The 12 months ended 30 June were rocky for EEG, following a financially difficult 2021. In October 2022, its future lay in the hands of a creditor after EEG defaulted on convertible notes issues in 2021. These notes had a principal value of $35.0m. In December, EEG then considered abandoning igaming altogether and also confirmed the exit of former CEO Grant Johnson. That same month, it narrowly escaped delisting from the Nasdaq stock exchange.
More exits came in January 2023, with Daniel Mathews resigning from the positions of CFO and COO. Later in the month former CEO Johnson launched a lawsuit against EEG, claiming his dismissal from the company had infringed upon his employment contract.
EEG announced the sale of its Bethard online casino and sportsbook business in February, with the sale totalling at €9.5m. April saw newly-appointed CEO Alex Igelman outline EEG’s B2C expansion and confirm divestment plans and also saw EEG enter an agreement to exchange much of its debt with company stock.

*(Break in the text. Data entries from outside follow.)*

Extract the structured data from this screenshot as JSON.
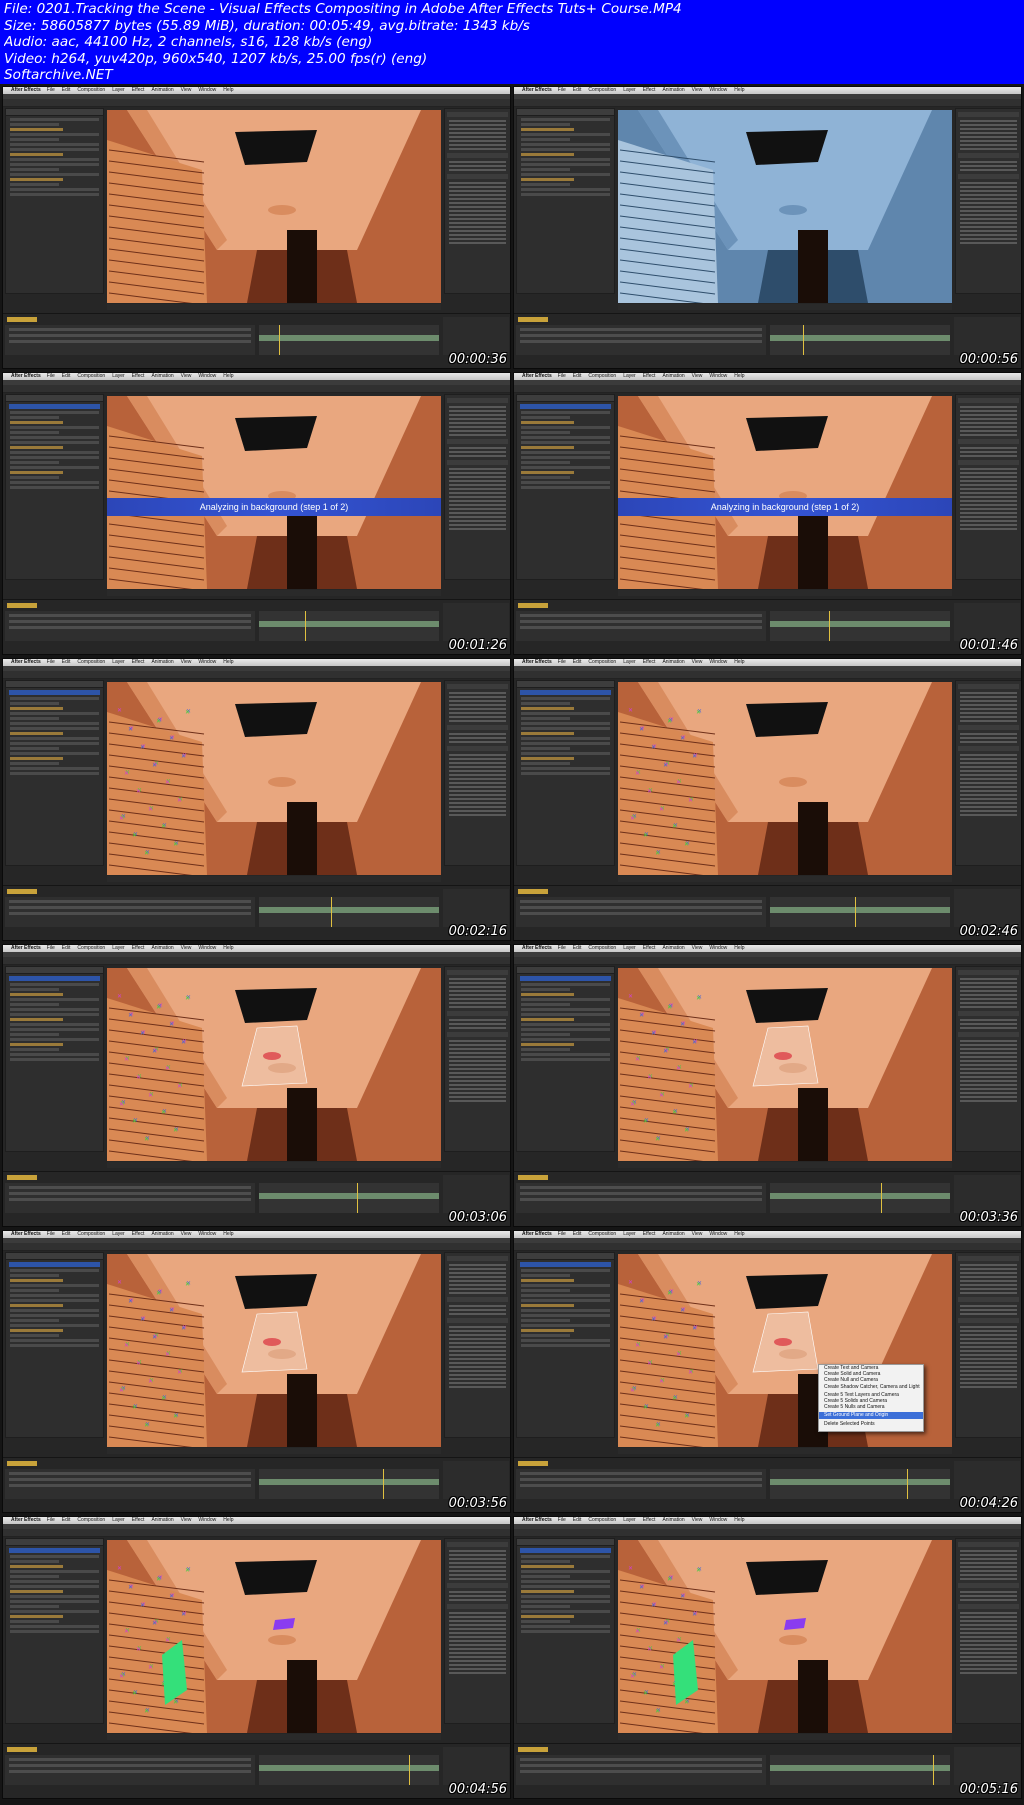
{
  "header": {
    "lines": [
      "File: 0201.Tracking the Scene - Visual Effects Compositing in Adobe After Effects Tuts+ Course.MP4",
      "Size: 58605877 bytes (55.89 MiB), duration: 00:05:49, avg.bitrate: 1343 kb/s",
      "Audio: aac, 44100 Hz, 2 channels, s16, 128 kb/s (eng)",
      "Video: h264, yuv420p, 960x540, 1207 kb/s, 25.00 fps(r) (eng)",
      "Softarchive.NET"
    ]
  },
  "menubar": {
    "app": "After Effects",
    "items": [
      "File",
      "Edit",
      "Composition",
      "Layer",
      "Effect",
      "Animation",
      "View",
      "Window",
      "Help"
    ]
  },
  "thumbnails": [
    {
      "time": "00:00:36",
      "variant": "orange"
    },
    {
      "time": "00:00:56",
      "variant": "blue"
    },
    {
      "time": "00:01:26",
      "variant": "banner"
    },
    {
      "time": "00:01:46",
      "variant": "banner"
    },
    {
      "time": "00:02:16",
      "variant": "track"
    },
    {
      "time": "00:02:46",
      "variant": "track"
    },
    {
      "time": "00:03:06",
      "variant": "target"
    },
    {
      "time": "00:03:36",
      "variant": "target"
    },
    {
      "time": "00:03:56",
      "variant": "target"
    },
    {
      "time": "00:04:26",
      "variant": "menu"
    },
    {
      "time": "00:04:56",
      "variant": "solids"
    },
    {
      "time": "00:05:16",
      "variant": "solids"
    }
  ],
  "banner_text": "Analyzing in background (step 1 of 2)",
  "context_menu": [
    "Create Text and Camera",
    "Create Solid and Camera",
    "Create Null and Camera",
    "Create Shadow Catcher, Camera and Light",
    "",
    "Create 5 Text Layers and Camera",
    "Create 5 Solids and Camera",
    "Create 5 Nulls and Camera",
    "",
    "Set Ground Plane and Origin",
    "",
    "Delete Selected Points"
  ],
  "colors": {
    "header_bg": "#0000ff",
    "banner": "#3454d4",
    "timecode": "#c8a23a",
    "track_points": [
      "#d040d0",
      "#40d040",
      "#4060e0"
    ],
    "solid_green": "#34e07a",
    "solid_purple": "#8a3cf0"
  }
}
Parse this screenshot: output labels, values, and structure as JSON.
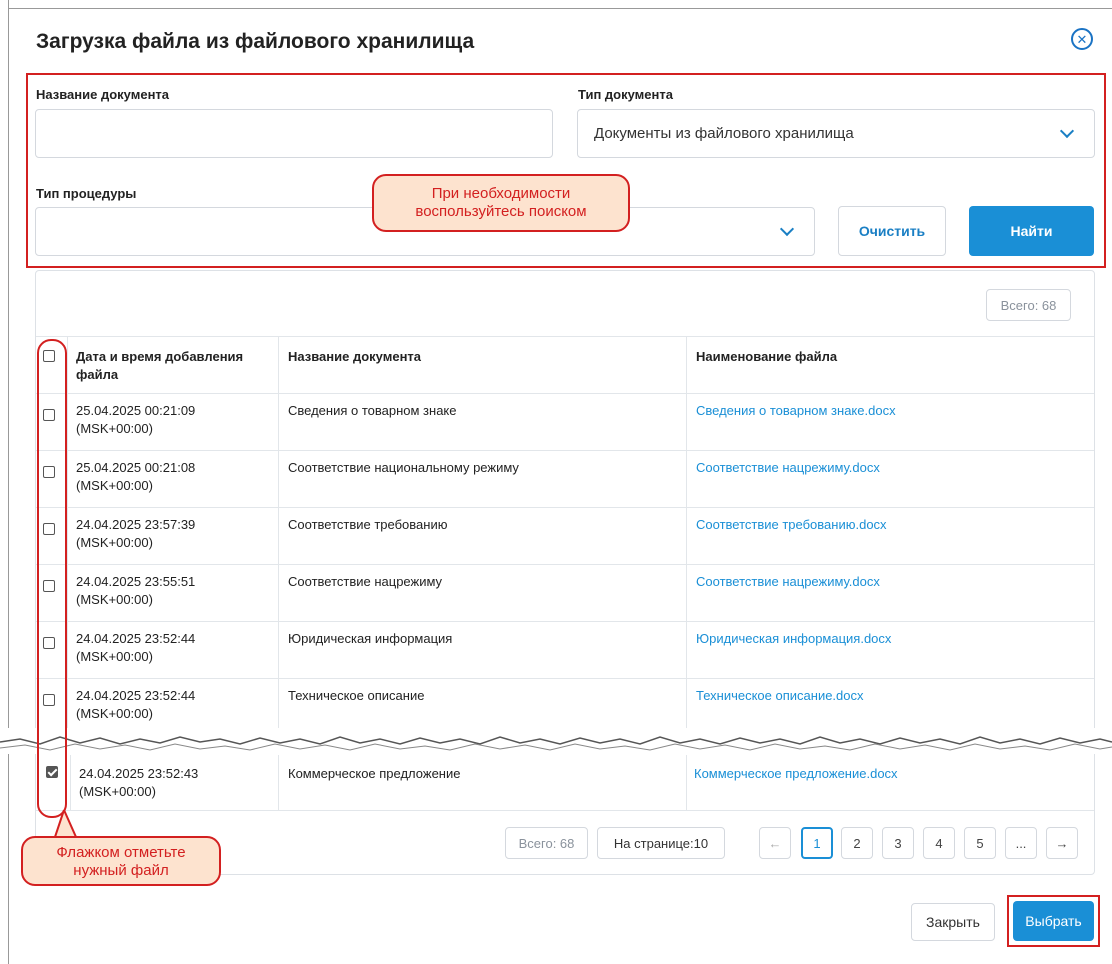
{
  "dialog": {
    "title": "Загрузка файла из файлового хранилища",
    "close_icon": "close-circle-icon"
  },
  "filters": {
    "doc_name_label": "Название документа",
    "doc_name_value": "",
    "doc_type_label": "Тип документа",
    "doc_type_value": "Документы из файлового хранилища",
    "procedure_type_label": "Тип процедуры",
    "procedure_type_value": "",
    "clear_label": "Очистить",
    "find_label": "Найти"
  },
  "annotations": {
    "search_hint": [
      "При необходимости",
      "воспользуйтесь поиском"
    ],
    "checkbox_hint": [
      "Флажком отметьте",
      "нужный файл"
    ]
  },
  "table": {
    "total_badge": "Всего: 68",
    "columns": [
      "Дата и время добавления файла",
      "Название документа",
      "Наименование файла"
    ],
    "rows": [
      {
        "date": "25.04.2025 00:21:09",
        "tz": "(MSK+00:00)",
        "name": "Сведения о товарном знаке",
        "file": "Сведения о товарном знаке.docx",
        "checked": false
      },
      {
        "date": "25.04.2025 00:21:08",
        "tz": "(MSK+00:00)",
        "name": "Соответствие национальному режиму",
        "file": "Соответствие нацрежиму.docx",
        "checked": false
      },
      {
        "date": "24.04.2025 23:57:39",
        "tz": "(MSK+00:00)",
        "name": "Соответствие требованию",
        "file": "Соответствие требованию.docx",
        "checked": false
      },
      {
        "date": "24.04.2025 23:55:51",
        "tz": "(MSK+00:00)",
        "name": "Соответствие нацрежиму",
        "file": "Соответствие нацрежиму.docx",
        "checked": false
      },
      {
        "date": "24.04.2025 23:52:44",
        "tz": "(MSK+00:00)",
        "name": "Юридическая информация",
        "file": "Юридическая информация.docx",
        "checked": false
      },
      {
        "date": "24.04.2025 23:52:44",
        "tz": "(MSK+00:00)",
        "name": "Техническое описание",
        "file": "Техническое описание.docx",
        "checked": false
      },
      {
        "date": "24.04.2025 23:52:43",
        "tz": "(MSK+00:00)",
        "name": "Коммерческое предложение",
        "file": "Коммерческое предложение.docx",
        "checked": true
      }
    ]
  },
  "pagination": {
    "total": "Всего: 68",
    "per_page": "На странице:10",
    "prev": "←",
    "pages": [
      "1",
      "2",
      "3",
      "4",
      "5",
      "..."
    ],
    "current_page": "1",
    "next": "→"
  },
  "footer": {
    "close_label": "Закрыть",
    "select_label": "Выбрать"
  },
  "colors": {
    "accent": "#1a8fd6",
    "annotation": "#d32020",
    "annotation_fill": "#fde3cf"
  }
}
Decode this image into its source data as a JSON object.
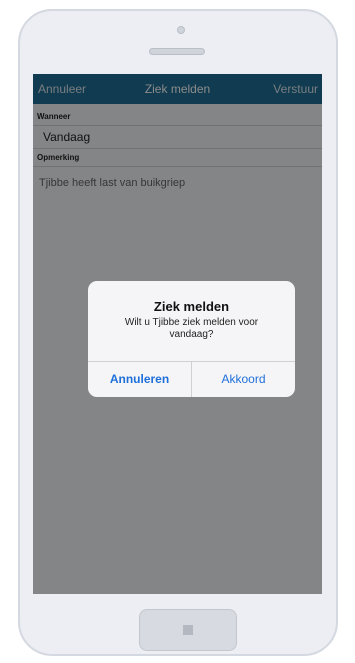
{
  "navbar": {
    "cancel_label": "Annuleer",
    "title": "Ziek melden",
    "submit_label": "Verstuur"
  },
  "form": {
    "when_label": "Wanneer",
    "when_value": "Vandaag",
    "remark_label": "Opmerking",
    "remark_value": "Tjibbe heeft last van buikgriep"
  },
  "dialog": {
    "title": "Ziek melden",
    "message": "Wilt u Tjibbe ziek melden voor vandaag?",
    "cancel_label": "Annuleren",
    "confirm_label": "Akkoord"
  },
  "colors": {
    "navbar": "#1f6d94",
    "dialog_button": "#1e6fd9"
  }
}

Total revenue for FY23 totalled $23.0m (£18.9m/€21.8m), compared to $58.4m for 2022. But the cost of revenue declined overall, landing at $8.8m, a fall of 63.6%.
Sales and marketing expenses were minimised the furthest, tumbling 77.0% to $5.9m. General and administrative expenses came to $28.9m for the year, declining by 43.6%. Net loss totalled at $32.2m, a stark contrast from the $102.2m loss recorded in EEG’s 2022 financial year.
Igelman said EEG had undertaken a number of strategic decisions that he hopes will strengthen the company moving forward.
“Over recent months, the company has undertaken a comprehensive examination of our organisation, focusing on the anticipated trajectory of the esports and igaming sectors,” explained Igelman. “Through this process, we conducted a deep dive into our business from top to bottom and pinpointed operations and contracts that weren’t profitable, leading to decisive actions that have set us up for a promising future.
“Although the restructuring came with one-time expenses, we are confident that the long-term advantages will significantly outweigh these costs.”
Ongoing focus on initiatives
He added that EEG expects a $4m reduction in annual operating expenses moving forward and says the company reduced total liabilities by an estimated $51.8m since January this year.
Igelman continued by explaining EEG’s “recent focus” – developing initiatives related to its esports and igaming offerings.
“Overall, we believe the company-wide initiatives we have undertaken this year will place us in a stronger financial position and at the forefront of the rapidly growing esports wagering market which is poised to grow significantly by 2025,” Igelman continued.
“As a result, I could not be more excited by the outlook for our business.”